Por causa da pressão, o geógrafo Denis Rivas está afastado do trabalho. Analista do ICMBio e presidente da Ascema, ele trabalha no Parque Nacional da Tijuca, no Rio de Janeiro, e tem uma carreira de 15 anos no órgão governamental. Admite que os desafios sempre foram grandes no setor.
“A área ambiental no Brasil sempre teve importância minúscula, mas conseguíamos ter efeitos multiplicadores mesmo com poucos recursos. Os governos anteriores se colocavam como protetores dos recursos naturais. Nunca antes tivemos o Estado contra o nosso trabalho”, diz.
Para Rivas, o mais alarmante é o discurso que legitima crimes ambientais. Cita, por exemplo, a medida que proibiu equipes de fiscalização de queimar maquinário de grileiros e garimpeiros na Amazônia, que culminou na demissão de funcionários do Ibama.
“São perdas gigantescas que estamos enfrentando. Temos consciência de que o aumento do desmatamento é um retrocesso naquilo que estamos há anos buscando conservar”, conta. “O resultado é que os servidores estão adoecendo, alguns tentando resistir e denunciar. É triste.”
Fernando de Noronha é um exemplo claro. Patrimônio Natural da Humanidade pela Unesco, o arquipélago é protegido por duas unidades de conservação: o Parque Nacional Marinho de Fernando de Noronha e a Área de Proteção Ambiental de Fernando de Noronha-Rocas-São Pedro e São Paulo.
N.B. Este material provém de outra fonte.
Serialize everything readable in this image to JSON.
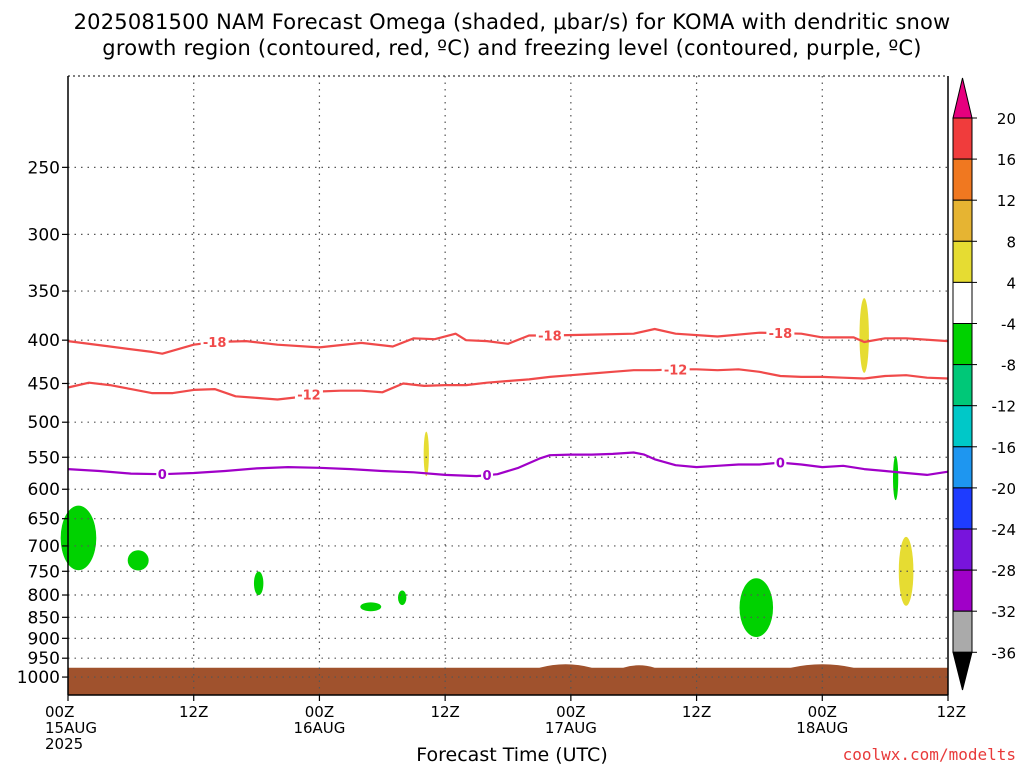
{
  "title_line1": "2025081500 NAM Forecast Omega (shaded, μbar/s) for KOMA with dendritic snow",
  "title_line2": "growth region (contoured, red, ºC) and freezing level (contoured, purple, ºC)",
  "x_axis_label": "Forecast Time (UTC)",
  "credit": "coolwx.com/modelts",
  "chart_data": {
    "type": "heatmap",
    "ylim": [
      1050,
      195
    ],
    "y_ticks": [
      "250",
      "300",
      "350",
      "400",
      "450",
      "500",
      "550",
      "600",
      "650",
      "700",
      "750",
      "800",
      "850",
      "900",
      "950",
      "1000"
    ],
    "x_hours": [
      0,
      84
    ],
    "x_ticks": [
      {
        "hour": 0,
        "lines": [
          "00Z",
          "15AUG",
          "2025"
        ]
      },
      {
        "hour": 12,
        "lines": [
          "12Z"
        ]
      },
      {
        "hour": 24,
        "lines": [
          "00Z",
          "16AUG"
        ]
      },
      {
        "hour": 36,
        "lines": [
          "12Z"
        ]
      },
      {
        "hour": 48,
        "lines": [
          "00Z",
          "17AUG"
        ]
      },
      {
        "hour": 60,
        "lines": [
          "12Z"
        ]
      },
      {
        "hour": 72,
        "lines": [
          "00Z",
          "18AUG"
        ]
      },
      {
        "hour": 84,
        "lines": [
          "12Z"
        ]
      }
    ],
    "grid": true,
    "colorbar": {
      "labels": [
        "20",
        "16",
        "12",
        "8",
        "4",
        "-4",
        "-8",
        "-12",
        "-16",
        "-20",
        "-24",
        "-28",
        "-32",
        "-36"
      ],
      "colors": [
        "#e6007e",
        "#f03c3c",
        "#f07820",
        "#e6b432",
        "#e6dc32",
        "#ffffff",
        "#00d200",
        "#00c878",
        "#00c8c8",
        "#1e96f0",
        "#1e3cff",
        "#7814dc",
        "#a000c8",
        "#aaaaaa",
        "#000000"
      ]
    },
    "series": [
      {
        "name": "-18",
        "color": "#f04a4a",
        "label_hours": [
          14,
          46,
          68
        ],
        "hours": [
          0,
          4,
          8,
          9,
          12,
          14,
          17,
          20,
          24,
          28,
          31,
          33,
          35,
          37,
          38,
          40,
          42,
          44,
          46,
          50,
          54,
          56,
          58,
          62,
          66,
          70,
          72,
          75,
          76,
          78,
          80,
          84
        ],
        "values": [
          401,
          407,
          413,
          415,
          405,
          402,
          401,
          405,
          408,
          403,
          407,
          398,
          399,
          393,
          400,
          401,
          404,
          395,
          395,
          394,
          393,
          388,
          393,
          396,
          392,
          393,
          397,
          397,
          402,
          398,
          398,
          401
        ]
      },
      {
        "name": "-12",
        "color": "#f04a4a",
        "label_hours": [
          23,
          58
        ],
        "hours": [
          0,
          2,
          4,
          6,
          8,
          10,
          12,
          14,
          16,
          18,
          20,
          22,
          24,
          26,
          28,
          30,
          32,
          34,
          36,
          38,
          40,
          42,
          44,
          46,
          48,
          50,
          52,
          54,
          56,
          58,
          60,
          62,
          64,
          66,
          68,
          70,
          72,
          74,
          76,
          78,
          80,
          82,
          84
        ],
        "values": [
          455,
          449,
          452,
          457,
          462,
          462,
          458,
          457,
          466,
          468,
          470,
          467,
          460,
          459,
          459,
          461,
          450,
          453,
          452,
          452,
          449,
          447,
          445,
          442,
          440,
          438,
          436,
          434,
          434,
          433,
          433,
          434,
          433,
          436,
          441,
          442,
          442,
          443,
          444,
          441,
          440,
          443,
          444
        ]
      },
      {
        "name": "0",
        "color": "#a000c8",
        "label_hours": [
          9,
          40,
          68
        ],
        "hours": [
          0,
          3,
          6,
          9,
          12,
          15,
          18,
          21,
          24,
          27,
          30,
          33,
          36,
          39,
          41,
          43,
          45,
          46,
          48,
          50,
          52,
          54,
          55,
          56,
          58,
          60,
          62,
          64,
          66,
          68,
          70,
          72,
          74,
          76,
          78,
          80,
          82,
          84
        ],
        "values": [
          568,
          571,
          575,
          576,
          574,
          571,
          567,
          565,
          566,
          568,
          571,
          573,
          577,
          579,
          576,
          566,
          552,
          547,
          546,
          546,
          545,
          543,
          546,
          553,
          562,
          565,
          563,
          561,
          561,
          558,
          561,
          565,
          563,
          568,
          571,
          574,
          577,
          572
        ]
      }
    ],
    "omega_regions": [
      {
        "level": "-8",
        "color": "#00d200",
        "hour": 1.0,
        "p": 685,
        "dh": 1.7,
        "dp": 60
      },
      {
        "level": "-8",
        "color": "#00d200",
        "hour": 6.7,
        "p": 728,
        "dh": 1.0,
        "dp": 20
      },
      {
        "level": "-8",
        "color": "#00d200",
        "hour": 18.2,
        "p": 775,
        "dh": 0.45,
        "dp": 25
      },
      {
        "level": "-8",
        "color": "#00d200",
        "hour": 28.9,
        "p": 826,
        "dh": 1.0,
        "dp": 10
      },
      {
        "level": "-8",
        "color": "#00d200",
        "hour": 31.9,
        "p": 806,
        "dh": 0.4,
        "dp": 16
      },
      {
        "level": "-8",
        "color": "#00d200",
        "hour": 65.7,
        "p": 828,
        "dh": 1.6,
        "dp": 66
      },
      {
        "level": "-8",
        "color": "#00d200",
        "hour": 79.0,
        "p": 582,
        "dh": 0.25,
        "dp": 35
      },
      {
        "level": "4",
        "color": "#e6dc32",
        "hour": 34.2,
        "p": 545,
        "dh": 0.25,
        "dp": 33
      },
      {
        "level": "4",
        "color": "#e6dc32",
        "hour": 76.0,
        "p": 395,
        "dh": 0.45,
        "dp": 40
      },
      {
        "level": "4",
        "color": "#e6dc32",
        "hour": 80.0,
        "p": 750,
        "dh": 0.7,
        "dp": 70
      }
    ],
    "terrain": {
      "color": "#a0522d",
      "label": "surface"
    }
  }
}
Em 2019, depois da primeira visita do ministro do Meio Ambiente à ilha principal, que teve como prioridade uma reunião com empresários locais, um novo chefe do ICMBio local foi nomeado. Desde então, duas colaboradoras foram exoneradas, inclusive a chefe de fiscalização, e até hoje essas vagas não foram repostas.
Empresários interessados em ampliar seus negócios na ilha há tempos reclamavam das normas rígidas que dificultam seus planos de expansão – por exemplo, a construção de novas pousadas, com piscinas, em um lugar onde costuma ocorrer falta de água. Servidores do ICMBio também já tinham feito vários alertas sobre o aumento enorme e insustentável de visitantes, sem levar em consideração a estrutura de Fernando de Noronha.
Outra analista ambiental do ICMBio, que também pede para ter seu nome preservado, foi exonerada do cargo após descobrir que permissões tinham sido dadas sem o seu consentimento – depois disso, foi transferida para outro estado.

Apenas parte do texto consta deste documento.